Et la troupe toute entière redouble d’ardeur; elle semblait voler à la surface des feuilles..., c’est qu’à ce moment apparaît la fourmilière des Noires cendrées, au milieu d’un buisson d’épine blanche. Cette fourmilière, beaucoup moins grande que celle des Polyergues assaillantes, était composée de petites bûchettes artistement entrelacées.

En un clin d’œil les Polyergues eurent envahi les avant-postes. Les Cendrées, averties par leurs éclaireurs, étaient cependant sur la défensive. Mais que faire? Chaque coup des terribles mandibules en faux abattait un membre; c’était un carnage affreux, et cependant les Cendrées se battaient bien. Elles assaillent à deux ou trois chacun de leurs envahisseurs; elles s’attachent à sa ceinture et souvent la coupent, laissant les deux tronçons du mutilé se tordre sur la terre...

Mais les Rouges pénètrent dans tous les recoins, en dépit de cette énergique défense; elles cherchent les réduits propres au pillage, c’est-à-dire les chambres d’élevage. Chaque assaillant emporte une larve blanche entre ses mâchoires et s’efforce de fuir avec son butin précieux. Les Noires cendrées ne peuvent résister; elles s’accrochent aux fauves, celles-ci les entraînent. Lassées, elles lâchent prise, le ravisseur fuit.

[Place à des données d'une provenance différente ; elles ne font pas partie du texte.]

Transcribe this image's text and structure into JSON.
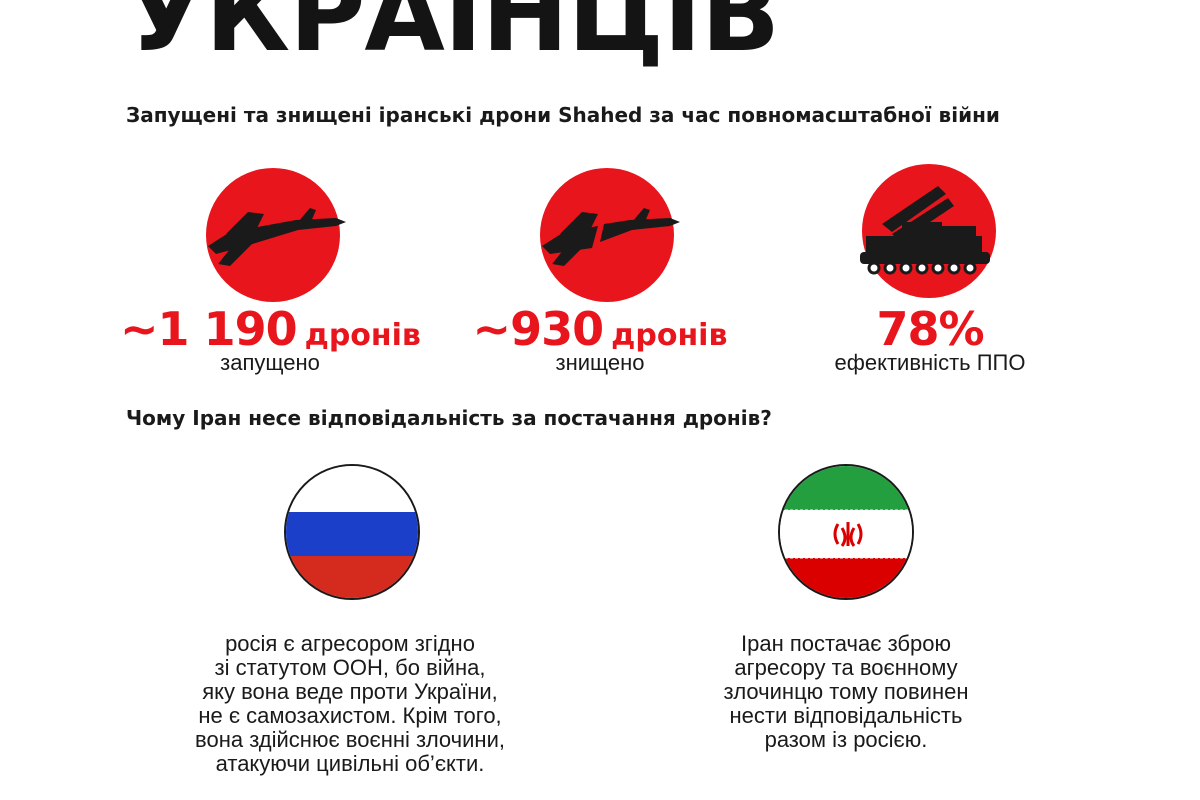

Taratantara!! Taratantara!!!

C’est le signal de la retraite! Vive le butin!!

Et me dressant sur mes pattes, je crie à mes camarades:

—En masse, serrez la colonne!... En retraite vers notre fourmilière!... Attention aux larves conquises!...

Et je revenais allégrement, tenant deux larves dans mes mandibules et marchant avec cela la tête haute, comme un cheval de carrosse, tandis que mes compagnons pliaient sous le faix d’une seule larve conquise.